Mouse xenograft studies
All experiments were carried out on 8- to 10-week-old male SCID mice in accordance with the IACUC-approved protocol. Tumor xenografts were established by subcutaneous injection over each flank using either LNCaP cells with stable RET knockdown (si-RET) or vector controls LNCaP cells (si-V; 5 × 106 cells/site) mixed 1:1 with Matrigel (Becton Dickinson).The tumor size was measured twice weekly using calipers and the tumor volume in mm3 calculated as volume = (height × width × length)/2. Tumors were harvested 35 days after the cell inoculation and tumors were excised and weighed.
Statistical analysis
Numerical values were compared using Student t test, two-tailed with P < 0.05 considered significant when two groups were compared. For multiple groups, one-way ANOVA was used and when significant, pairwise comparison carried out with P < 0.05 considered significant for pairwise comparisons. The χ2 test was used to compare the RET expression in benign prostate and cancer tissues.
Results
Expression of RET in prostate cancer cell lines
Given that GDNF is secreted in the tumor microenvironment, we initially sought to determine if RET is expressed in a broad array of prostate cancer cell lines. RT-PCR of RNAs from all prostate cancer cell lines and the immortalized prostate epithelial cell line PNT1A shows that all prostate cancer cell lines and prostate epithelial cells express RET mRNA at variable levels (Fig. 1A). Western blot analysis confirmed RET expression at the protein level that was concordant with mRNA levels measured by qRT-PCR (Fig. 1B and C). Both GDNF and GFRα1 are released by nerves and have been previously shown to be able to induce cancer cell proliferation and invasion (23). We therefore treated prostate cancer cell lines with GDNF, GFRα1, or both and evaluated proliferation (Fig. 1D). Somewhat surprisingly, all cell lines responded to GFRα1 alone but only 22Rv1 cells responded to GDNF alone. Furthermore, combined treatment with GDNF and GFRα1 was no more potent than GFRα1 alone. Similar results were seen when invasion and soft agar colony formation were assessed (Fig. 1E).

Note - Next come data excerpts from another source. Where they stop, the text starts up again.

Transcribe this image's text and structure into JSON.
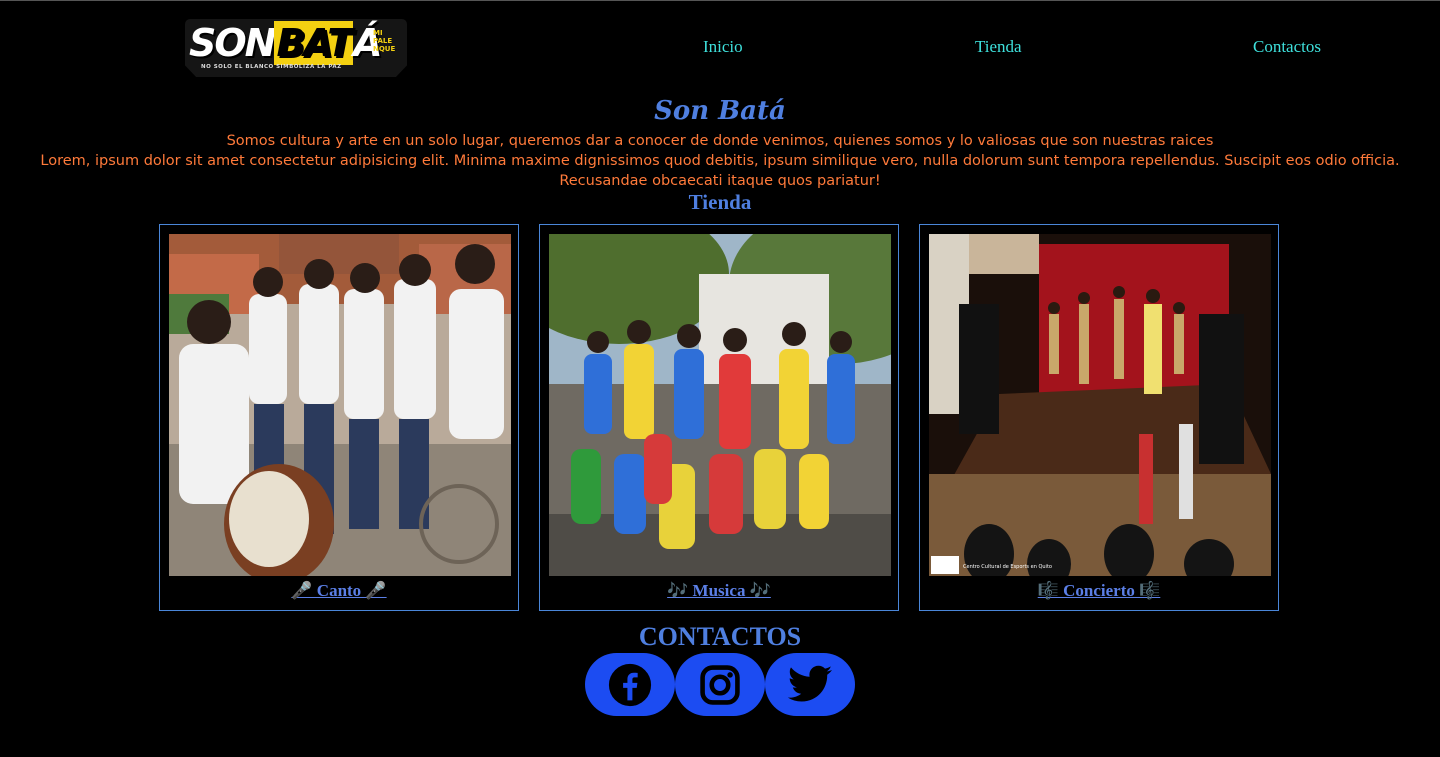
{
  "brand": {
    "logo_word": [
      "SON",
      "BAT",
      "Á"
    ],
    "logo_side_text": "MI PALE NQUE",
    "logo_tagline": "NO SOLO EL BLANCO SIMBOLIZA LA PAZ"
  },
  "nav": {
    "items": [
      "Inicio",
      "Tienda",
      "Contactos"
    ],
    "color": "#3ee0dc"
  },
  "hero": {
    "title": "Son Batá",
    "line1": "Somos cultura y arte en un solo lugar, queremos dar a conocer de donde venimos, quienes somos y lo valiosas que son nuestras raices",
    "line2": "Lorem, ipsum dolor sit amet consectetur adipisicing elit. Minima maxime dignissimos quod debitis, ipsum similique vero, nulla dolorum sunt tempora repellendus. Suscipit eos odio officia. Recusandae obcaecati itaque quos pariatur!"
  },
  "store": {
    "heading": "Tienda",
    "cards": [
      {
        "label": "🎤 Canto 🎤",
        "photo_icon": "group-with-drum-photo"
      },
      {
        "label": "🎶 Musica 🎶",
        "photo_icon": "drummers-in-park-photo"
      },
      {
        "label": "🎼 Concierto 🎼",
        "photo_icon": "concert-stage-photo",
        "watermark": "Centro Cultural de Esports en Quito"
      }
    ]
  },
  "contact": {
    "heading": "CONTACTOS",
    "networks": [
      "facebook",
      "instagram",
      "twitter"
    ],
    "button_color": "#1c4cf2"
  },
  "colors": {
    "background": "#000000",
    "accent_blue": "#4f7fe0",
    "text_orange": "#ff7a3a",
    "logo_yellow": "#f3d011"
  }
}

These findings implied that GDNF was present in the prostate cancer cell lines because all cell lines responded to exogenous GFRα1. Furthermore, only 22Rv1 cells can respond to exogenous GDNF, suggesting that they are the only prostate cancer cell line that expresses GFRα1. Indeed, as seen in Fig. 2A and B, by Western blotting and ELISA for GDNF, all prostate cancer cell lines expressed variable levels of GDNF protein. This indicates that GDNF can act as an autocrine factor in prostate cancer, in addition to its role as a potential paracrine factor from nerves. Furthermore, RT-PCR analysis showed that only 22Rv1 expressed significant amounts of GFRα1 (Fig. 2C) and Western blot analysis shows that 22Rv1 are the only prostate cancer cell line to express GFRα1 protein (Fig. 2D). It should be noted that even 22Rv1 responded to exogenous GFRα1, indicating that exogenous GFRα1 protein can enhance the response of prostate cancer cells to GDNF even in the presence endogenous GFRα1.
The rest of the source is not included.